An einem Freitag soll man nicht auslaufen ….. wir machen es trotzdem. Gegen den Rat meines Bauches, gegen besseres Wissen, gegen die Windvorhersage und gegen die Erfahrungen eines amerianischen Seglers, der reumütig nach Cartagena zurück gekehrt ist. Und das, obwohl er den Wind eher achterlich hatte, auf dem Weg nach Panama.

Sonnig ist, aus der Bucht geht es noch mit kaum Wind und ohne Segel. Die setzen wir erst kurz bevor wir die Bucht von Cartagena verlassen. Fast wären wir schon an der Jungfrauenstatue gescheitert - wenn man rot und grün verwechselt und nicht weiss, an welcher Seite welche Tonne bleiben muss ….  ich schiesse aus dem Niedergang raus, korrigiere und atme auf. Nix passiert. Mann, Mann, Mann, das kann ja was werden!

Erstmal wird es gut. Unter Gross und Genua geht es flott vorwärts, wir freuen uns über das schöne Segeln. Dann aber legt der Wind - huch, genau wie vorher gesagt - zu.  Fürs Reffen ist es irgendwie schon ein klein wenig zu spät. Die Genua rächt sich. Bzw. die Rollanlage. Die rollt den grossen Lappen nämlich nicht mehr ordnungsgemäss ein. Am Bug bauscht sich das Segel um die Rollanlage und schlägt infernalisch im Wind. Irgendwann gibt der Stoff nach und es flappt nur noch dezent. Trotzdem schwingt der Mast wie wir es bislang noch nie gesehen haben und uns wird angst und bange. Kommt uns jetzt der Mast runter???? Das Gross wird gerefft, einige unfreiwillige Halsen hauen uns die Grosschotblöcke samt Endbeschläge der Schiene um die Ohren, dass es nur so kracht. Ich bin auch am Ende, mit den Nerven. Und das nach nur wenigen Stunden Segelei. Sooo hatte ich mir das irgendwie nicht vorgestellt.

Unter Deck sieht es wüst aus. Das Atlantikwasser findet seinen Weg durch kleinste Öffnungen und Ritzen, flutet Polster und sonstiges Innenleben. Dazu schwappt Wasser in der Bilge und das Schiff bockt durch die Wellen wie ein wilder Mustang.

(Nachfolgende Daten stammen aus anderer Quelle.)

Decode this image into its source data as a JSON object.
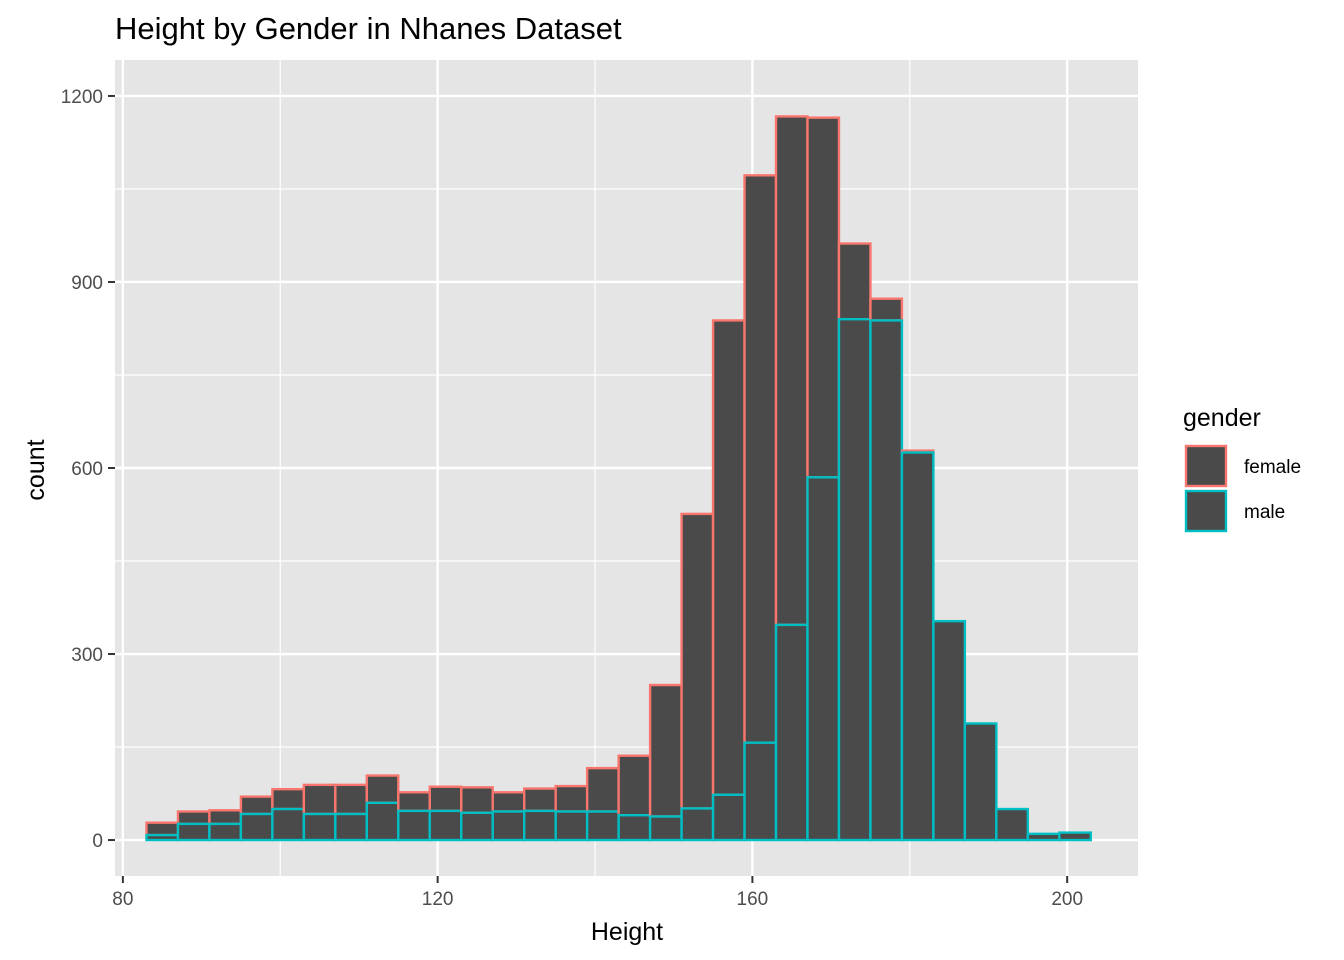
{
  "chart_data": {
    "type": "bar",
    "title": "Height by Gender in Nhanes Dataset",
    "xlabel": "Height",
    "ylabel": "count",
    "xlim": [
      79,
      209
    ],
    "ylim": [
      -58,
      1258
    ],
    "x_ticks": [
      80,
      120,
      160,
      200
    ],
    "y_ticks": [
      0,
      300,
      600,
      900,
      1200
    ],
    "x_tick_labels": [
      "80",
      "120",
      "160",
      "200"
    ],
    "y_tick_labels": [
      "0",
      "300",
      "600",
      "900",
      "1200"
    ],
    "stacked": true,
    "bin_width": 4,
    "x_start": 83,
    "fill_color": "#4a4a4a",
    "panel_background": "#e5e5e5",
    "grid_color": "#ffffff",
    "grid": true,
    "legend": {
      "title": "gender",
      "position": "right",
      "items": [
        "female",
        "male"
      ]
    },
    "series": [
      {
        "name": "female",
        "color": "#F8766D",
        "values": [
          20,
          20,
          22,
          28,
          32,
          47,
          47,
          44,
          30,
          39,
          41,
          31,
          36,
          41,
          70,
          96,
          212,
          475,
          765,
          915,
          820,
          580,
          122,
          35,
          3,
          0,
          0,
          0,
          0,
          0
        ]
      },
      {
        "name": "male",
        "color": "#00BFC4",
        "values": [
          8,
          26,
          26,
          42,
          50,
          42,
          42,
          60,
          47,
          47,
          44,
          46,
          47,
          46,
          46,
          40,
          38,
          51,
          73,
          157,
          347,
          585,
          840,
          838,
          625,
          353,
          188,
          50,
          10,
          12
        ]
      }
    ]
  }
}
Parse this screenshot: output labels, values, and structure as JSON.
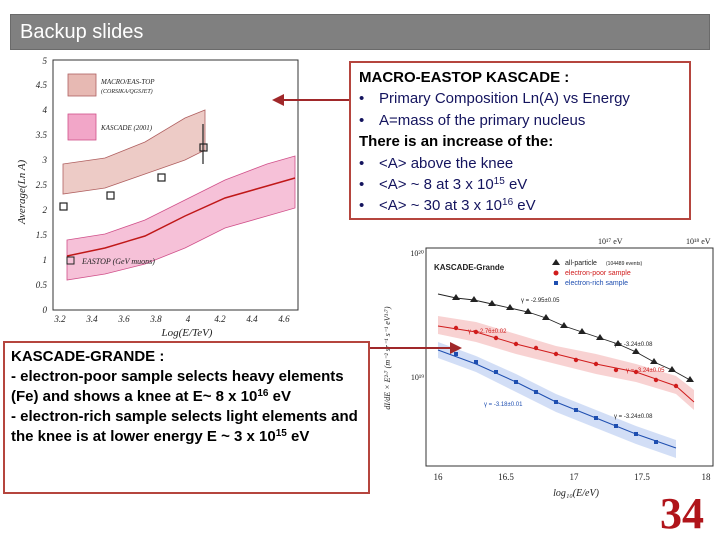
{
  "header": {
    "title": "Backup slides"
  },
  "box1": {
    "heading": "MACRO-EASTOP KASCADE :",
    "bullet1": "Primary Composition Ln(A) vs Energy",
    "bullet2": "A=mass of the primary nucleus",
    "subheading": "There is an increase of the:",
    "bullet3": "<A> above the knee",
    "bullet4_prefix": "<A> ~ 8 at 3 x 10",
    "bullet4_exp": "15",
    "bullet4_suffix": " eV",
    "bullet5_prefix": "<A> ~ 30 at 3 x 10",
    "bullet5_exp": "16",
    "bullet5_suffix": " eV",
    "bullet_char": "•"
  },
  "box2": {
    "heading": "KASCADE-GRANDE :",
    "p1_prefix": "- electron-poor sample selects heavy elements (Fe) and shows a knee at E~ 8 x 10",
    "p1_exp": "16",
    "p1_suffix": " eV",
    "p2_prefix": "- electron-rich sample selects light elements and the knee is at lower energy E ~ 3 x 10",
    "p2_exp": "15",
    "p2_suffix": " eV"
  },
  "plot1": {
    "ylabel": "Average(Ln A)",
    "xlabel": "Log(E/TeV)",
    "yticks": [
      "0",
      "0.5",
      "1",
      "1.5",
      "2",
      "2.5",
      "3",
      "3.5",
      "4",
      "4.5",
      "5"
    ],
    "xticks": [
      "3.2",
      "3.4",
      "3.6",
      "3.8",
      "4",
      "4.2",
      "4.4",
      "4.6"
    ],
    "legend_macro": "MACRO/EAS-TOP",
    "legend_macro2": "(CORSIKA/QGSJET)",
    "legend_kascade": "KASCADE (2001)",
    "legend_eastop": "EASTOP (GeV muons)"
  },
  "plot2": {
    "title": "KASCADE-Grande",
    "legend_all": "all-particle",
    "legend_all_events": "(104489 events)",
    "legend_poor": "electron-poor sample",
    "legend_rich": "electron-rich sample",
    "top_label1": "10¹⁷ eV",
    "top_label2": "10¹⁸ eV",
    "ytick1": "10²⁰",
    "ytick2": "10¹⁹",
    "ylabel": "dI/dE × E²·⁷ (m⁻² sr⁻¹ s⁻¹ eV¹·⁷)",
    "xlabel": "log₁₀(E/eV)",
    "xticks": [
      "16",
      "16.5",
      "17",
      "17.5",
      "18"
    ],
    "gamma1": "γ = -2.95±0.05",
    "gamma2": "γ = -2.76±0.02",
    "gamma3": "γ = -3.24±0.08",
    "gamma4": "γ = -3.24±0.05",
    "gamma5": "γ = -3.18±0.01",
    "gamma6": "γ = -3.24±0.08"
  },
  "footer": {
    "page_number": "34"
  },
  "colors": {
    "accent": "#b0141a",
    "box_border": "#b5453e",
    "titlebar": "#808080"
  }
}
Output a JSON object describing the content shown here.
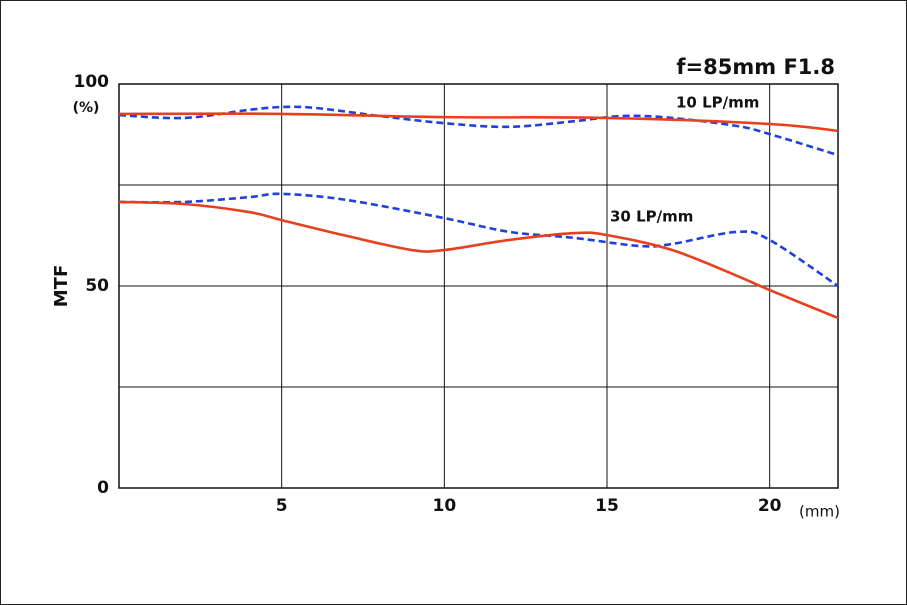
{
  "chart_data": {
    "type": "line",
    "title": "f=85mm F1.8",
    "y_label": "MTF",
    "y_unit": "(%)",
    "x_unit": "(mm)",
    "annotations": [
      "10 LP/mm",
      "30 LP/mm"
    ],
    "xlim": [
      0,
      22.1
    ],
    "ylim": [
      0,
      100
    ],
    "xticks": [
      5,
      10,
      15,
      20
    ],
    "yticks": [
      0,
      50,
      100
    ],
    "minor_yticks": [
      25,
      75
    ],
    "grid": true,
    "series": [
      {
        "color": "#e8401c",
        "dash": false,
        "x": [
          0,
          5,
          10,
          15,
          20,
          22.1
        ],
        "values": [
          92.6,
          92.6,
          91.8,
          91.6,
          90.1,
          88.4
        ]
      },
      {
        "color": "#1f3fe0",
        "dash": true,
        "x": [
          0,
          2,
          4,
          5,
          6,
          8,
          10,
          12,
          14,
          15.5,
          17,
          19,
          20,
          22.1
        ],
        "values": [
          92.3,
          91.6,
          93.6,
          94.3,
          94.1,
          92.1,
          90.3,
          89.4,
          90.8,
          92.1,
          91.6,
          89.6,
          87.6,
          82.4
        ]
      },
      {
        "color": "#e8401c",
        "dash": false,
        "x": [
          0,
          2,
          4,
          5,
          7,
          9,
          10,
          12,
          14,
          15,
          17,
          19,
          20,
          22.1
        ],
        "values": [
          70.8,
          70.3,
          68.3,
          66.3,
          62.4,
          58.9,
          58.9,
          61.4,
          63.1,
          62.6,
          58.9,
          52.5,
          49.0,
          42.1
        ]
      },
      {
        "color": "#1f3fe0",
        "dash": true,
        "x": [
          0,
          2,
          4,
          5,
          7,
          10,
          12,
          14,
          16,
          17,
          19,
          20,
          22.1
        ],
        "values": [
          70.8,
          70.8,
          72.0,
          72.8,
          71.3,
          66.8,
          63.4,
          61.9,
          59.9,
          60.4,
          63.4,
          61.4,
          50.0
        ]
      }
    ]
  }
}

Toilette gehen? Kein Denken dran!

Relativ schnell steht fest: Jamaica können wir definitiv nicht anlaufen. Die Cayman Islands vielleicht?? Auch das erscheint nicht sehr erfolgversprechend, bringt keine Verbesserung der Gesamtsituation. Also Providencia? Das könnte gehen. Wir fallen ab, es kommt Ruhe ins Schiff, die Wellen hauen nicht mehr übers Deck, die Gesamtlage sowie die Gemüter beruhigen sich.

Nach 3 Tagen kommt Providencia in Sicht. Unter Motor laufen wir in der Nacht auf Montag hinter der Insel entlang, begleitet vom infernalischen Quiettschen der Ruderanlage. „Wo kommt die Musik her“ - bei einer Kursänderung ändert sich auch die Quietschfrequenz. Mein Kopf steht kurz vorm platzen. Nehmen unsere Pannen denn gar kein Ende?? Wir  tasten uns in die Ankerbucht und lassen erleichtert den Anker fallen. Weit hinten, vorne wird es schnell flach und im Dunkeln trauen wir uns auch nicht weiter nach vorne. Außer uns leuchten noch 4 Ankerlichter. Wie herrlich ruhig liegen wir hier. Nichts quietscht und zerrt mehr, das Vorsegel wird etwas gebändigt und am nächsten Tag dann mühevoll gegen die Fock ausgetauscht. Aber das ist ein anderer Bericht.

Die erste Etappe haben wir hinter uns. Aber zu welchem Preis? Ein Zurück gibt es für uns aber auch nicht mehr. Also Augen zu und durch! Oder wie meint mein Sohn so treffend: “Jetzt müsst ihr halt die Arschbacken zusammen petzen und durchhalten”. Genau.